- Todorov in 1972

Chairperson of the National Assembly
- In office 17 July 1990 – 2 October 1991
- Preceded by: Stanko Todorov
- Succeeded by: Stefan Savov

Chairman (President) of Bulgaria Acting
- In office 17 July 1990 – 1 August 1990
- Preceded by: Stanko Todorov (Acting)
- Succeeded by: Zhelyu Zhelev

Personal details
- Born: 6 June 1921 Varna, Kingdom of Bulgaria
- Died: 27 August 2003 (aged 82) Sofia, Bulgaria
- Party: Independent
- Other political affiliations: Communist Party (before 1990)
- Children: 3, including Maria
- Alma mater: Sofia University

= Nikolai Todorov =

Bulgarian historian and President of Bulgaria

Nikolai Todorov Todorov (Николай Тодоров Тодоров; 6 June 1921 – 27 August 2003) was a Bulgarian historian. In 1990, he briefly served as acting president of Bulgaria.

==Life and career==
Todorov was born in Varna and, as he noted himself, he was of Greek descent.
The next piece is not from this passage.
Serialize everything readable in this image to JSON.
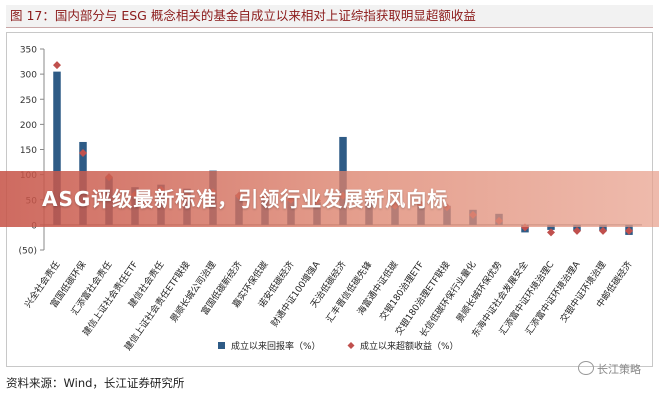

Todorov was inspired to go into politics after the trial of Traycho Kostov, whom he had shared a prison cell with during World War II. After a distinguished academic career, which included a position at the National and Kapodistrian University of Athens, he joined the Bulgarian Ministry of Foreign Affairs. He would later serve as the Bulgarian representative to UNESCO and the Bulgarian Ambassador to Greece (1978–1983). Following Bulgaria's departure from Communism, Todorov became Speaker of the National Assembly of Bulgaria, leading him to serve as acting president.

==Personal life==
Todorov was married with three children. He is the father of Maria Todorova, the author of Imagining the Balkans (1997).